Racial categories are not just a historical demographic characteristic of the population, Williams said.
“They are not just nominal variables. It is a categorical relationship of who’s on top and who’s at the bottom.”
Williams asserted that because inequality already existed, the creation of racial categories turned generic inequality into racial inequality.
“The belief about inequality gets converted into hierarchal boundaries that restricts access to some groups from valuable resources,” he said.
Williams said in his work he has moved away from calling individual people racist because he thinks it is counterproductive.
“The system was created before any of us were ever born,” he said. “Remember, racial inequality is America’s equilibrium. So anytime there is a social movement (Civil Rights Movement, Black Lives Matter) fighting against the system, it corrects itself because it does not know how to do anything else.”
Williams also talked about how stress gets under the skin to affect health disparities — noting how our brains interpret stressors in a particular way, based on past experiences.
“Our bodies are equipped to deal with acute stress, but are not equipped to deal with chronic stress,” he said.
Williams used the analogy of being chased by a bear.
“Your fight or flight kicks in. And let’s say you get away from that bear. When the bear goes away, our physiology goes back to normal, equilibrium.”

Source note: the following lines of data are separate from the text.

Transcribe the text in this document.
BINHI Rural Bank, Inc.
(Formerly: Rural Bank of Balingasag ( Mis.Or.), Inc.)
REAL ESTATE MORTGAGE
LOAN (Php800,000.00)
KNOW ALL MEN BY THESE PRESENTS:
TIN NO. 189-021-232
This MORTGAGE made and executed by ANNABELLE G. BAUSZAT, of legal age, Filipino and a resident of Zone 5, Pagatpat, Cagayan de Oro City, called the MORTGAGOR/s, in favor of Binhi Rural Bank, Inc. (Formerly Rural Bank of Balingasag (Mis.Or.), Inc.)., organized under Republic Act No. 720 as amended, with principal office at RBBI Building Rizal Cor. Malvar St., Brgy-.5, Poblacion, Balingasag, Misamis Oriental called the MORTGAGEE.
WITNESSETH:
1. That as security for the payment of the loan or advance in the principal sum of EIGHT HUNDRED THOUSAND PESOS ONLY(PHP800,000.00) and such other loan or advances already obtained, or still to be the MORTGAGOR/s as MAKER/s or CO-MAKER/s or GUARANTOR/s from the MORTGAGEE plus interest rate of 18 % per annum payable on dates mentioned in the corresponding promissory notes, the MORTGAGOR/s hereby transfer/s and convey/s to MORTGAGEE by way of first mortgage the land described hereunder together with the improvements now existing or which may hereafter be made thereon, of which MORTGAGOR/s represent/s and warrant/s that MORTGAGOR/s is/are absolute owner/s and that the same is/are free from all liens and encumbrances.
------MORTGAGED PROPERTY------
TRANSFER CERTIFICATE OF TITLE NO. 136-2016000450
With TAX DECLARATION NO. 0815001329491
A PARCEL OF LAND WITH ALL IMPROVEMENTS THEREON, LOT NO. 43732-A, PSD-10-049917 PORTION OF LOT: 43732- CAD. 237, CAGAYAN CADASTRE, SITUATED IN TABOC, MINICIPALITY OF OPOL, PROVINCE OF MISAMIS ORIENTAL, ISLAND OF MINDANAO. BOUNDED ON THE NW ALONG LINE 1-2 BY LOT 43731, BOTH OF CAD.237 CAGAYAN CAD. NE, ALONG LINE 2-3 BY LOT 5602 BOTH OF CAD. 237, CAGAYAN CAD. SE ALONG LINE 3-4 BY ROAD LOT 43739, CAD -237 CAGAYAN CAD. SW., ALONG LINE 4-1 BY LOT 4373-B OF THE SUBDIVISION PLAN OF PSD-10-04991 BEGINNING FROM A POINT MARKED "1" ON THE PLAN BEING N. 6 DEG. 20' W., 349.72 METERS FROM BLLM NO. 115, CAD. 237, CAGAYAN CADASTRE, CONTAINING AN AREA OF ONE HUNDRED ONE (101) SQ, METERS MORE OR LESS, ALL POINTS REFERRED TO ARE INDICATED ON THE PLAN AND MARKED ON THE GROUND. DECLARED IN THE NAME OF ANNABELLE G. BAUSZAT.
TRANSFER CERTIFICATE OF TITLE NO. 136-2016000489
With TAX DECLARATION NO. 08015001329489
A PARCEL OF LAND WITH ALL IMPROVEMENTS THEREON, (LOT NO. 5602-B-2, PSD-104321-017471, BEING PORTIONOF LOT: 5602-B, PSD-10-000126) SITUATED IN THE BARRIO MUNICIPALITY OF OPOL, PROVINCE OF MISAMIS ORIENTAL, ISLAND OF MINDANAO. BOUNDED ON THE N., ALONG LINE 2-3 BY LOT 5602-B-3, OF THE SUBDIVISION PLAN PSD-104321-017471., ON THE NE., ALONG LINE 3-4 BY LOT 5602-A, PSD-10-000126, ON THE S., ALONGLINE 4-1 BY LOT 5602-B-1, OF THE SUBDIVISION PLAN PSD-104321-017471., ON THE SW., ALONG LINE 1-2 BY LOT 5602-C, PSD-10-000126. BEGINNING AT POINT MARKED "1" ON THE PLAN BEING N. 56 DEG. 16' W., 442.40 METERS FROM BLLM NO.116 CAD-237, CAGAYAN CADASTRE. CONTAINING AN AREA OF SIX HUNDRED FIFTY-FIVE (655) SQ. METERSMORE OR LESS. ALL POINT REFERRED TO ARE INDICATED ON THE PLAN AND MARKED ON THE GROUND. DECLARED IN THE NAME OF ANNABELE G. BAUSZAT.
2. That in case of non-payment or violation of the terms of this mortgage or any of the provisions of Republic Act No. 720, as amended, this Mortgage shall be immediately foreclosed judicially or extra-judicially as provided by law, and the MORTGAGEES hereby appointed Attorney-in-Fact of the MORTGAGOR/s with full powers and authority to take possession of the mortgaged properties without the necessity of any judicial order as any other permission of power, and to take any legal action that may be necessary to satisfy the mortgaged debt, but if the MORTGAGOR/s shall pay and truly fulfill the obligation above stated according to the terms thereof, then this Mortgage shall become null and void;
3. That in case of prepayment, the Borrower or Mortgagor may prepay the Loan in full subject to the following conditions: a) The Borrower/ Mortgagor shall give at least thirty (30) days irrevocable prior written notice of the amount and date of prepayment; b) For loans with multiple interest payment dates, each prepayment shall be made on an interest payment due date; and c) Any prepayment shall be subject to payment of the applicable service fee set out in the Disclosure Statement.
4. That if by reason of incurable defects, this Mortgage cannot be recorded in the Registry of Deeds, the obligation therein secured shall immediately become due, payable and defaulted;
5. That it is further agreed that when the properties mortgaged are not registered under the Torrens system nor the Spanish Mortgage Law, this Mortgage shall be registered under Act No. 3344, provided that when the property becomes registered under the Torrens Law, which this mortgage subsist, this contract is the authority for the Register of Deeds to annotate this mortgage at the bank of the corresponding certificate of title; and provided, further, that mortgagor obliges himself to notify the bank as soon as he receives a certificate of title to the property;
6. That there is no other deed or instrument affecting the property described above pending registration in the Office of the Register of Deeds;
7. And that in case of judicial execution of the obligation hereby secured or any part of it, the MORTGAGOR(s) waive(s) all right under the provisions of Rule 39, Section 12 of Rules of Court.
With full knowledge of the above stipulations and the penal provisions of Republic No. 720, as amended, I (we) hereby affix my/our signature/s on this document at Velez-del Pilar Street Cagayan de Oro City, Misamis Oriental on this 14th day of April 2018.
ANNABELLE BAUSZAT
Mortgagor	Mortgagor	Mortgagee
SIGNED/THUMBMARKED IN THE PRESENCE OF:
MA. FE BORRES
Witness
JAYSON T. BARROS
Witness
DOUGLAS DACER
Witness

“But let’s say you have to face a bear every damn day and there is no calming down for you. Every day, your stress response system is elevated, your cortisol levels are high,” he said. “What if that bear is racial discrimination? What if that bear is poverty? Every damn day you are dealing with some metaphorical bear and your physiology just can’t keep up. And it puts us at risk for cardiovascular disease.”
Williams said the country’s racial disparities are so prevalent and so normative, that it has created a political and racial divide.
“As we move forward, we need to think about racial inequalities as a failure of human rights, period,” he said. “It is not just differences in some outcomes. It is a violation of human rights.”
“And we have casually, as academics, made it about this disparity language, when the truth of the matter is that this country has neglected people racialized as Black.”
“Racial inequality is like saying ‘we want to increase diversity’ when we haven’t done anything to decrease the whiteness that is ever present on college campuses,” Williams added. “All you are doing is recruiting people of color to a predominantly white space in which their cortisol levels get spiked because no one is going to listen to them.”
While much work is still to be done on the subject of racial inequality, Williams remains hopeful.
“We need to understand that racism affects the health of people racialized as Black,” he said. “Fortunately, the American Medical Association has adopted a policy that recognizes that racism is a public health threat. It is a start, it’s not the end.”
Following the keynote speech, the Feb. 22 event also featured a community panel focused on the issue of race and racism.
Panelists were:
Stewart spoke about the power of education, noting that he grew up in abject poverty in Mobile, Alabama, and now uses his good fortune to “pay it forward.”
He acknowledged Christopher St. Vil, PhD, an associate professor in UB’s School of Social Work, who is a former student of his who was in the audience.
Stewart noted he and St. Vil co-founded the African American Male Empowering Network, a support group for African American males attending Buffalo State, and that St. Vil, who came to Buffalo State as a student from a reform school, was the first president of the organization.
“And now he has a PhD from my alma mater, Howard University, and he is a renowned professor at UB’s School of Social Work.”
“And he is not the first African American male or female I have had that type of influence on. That is what I do,” he said. “I tell them that education can change your life.”
The panelists were introduced by Timothy M. Adams, MD, clinical assistant professor of surgery.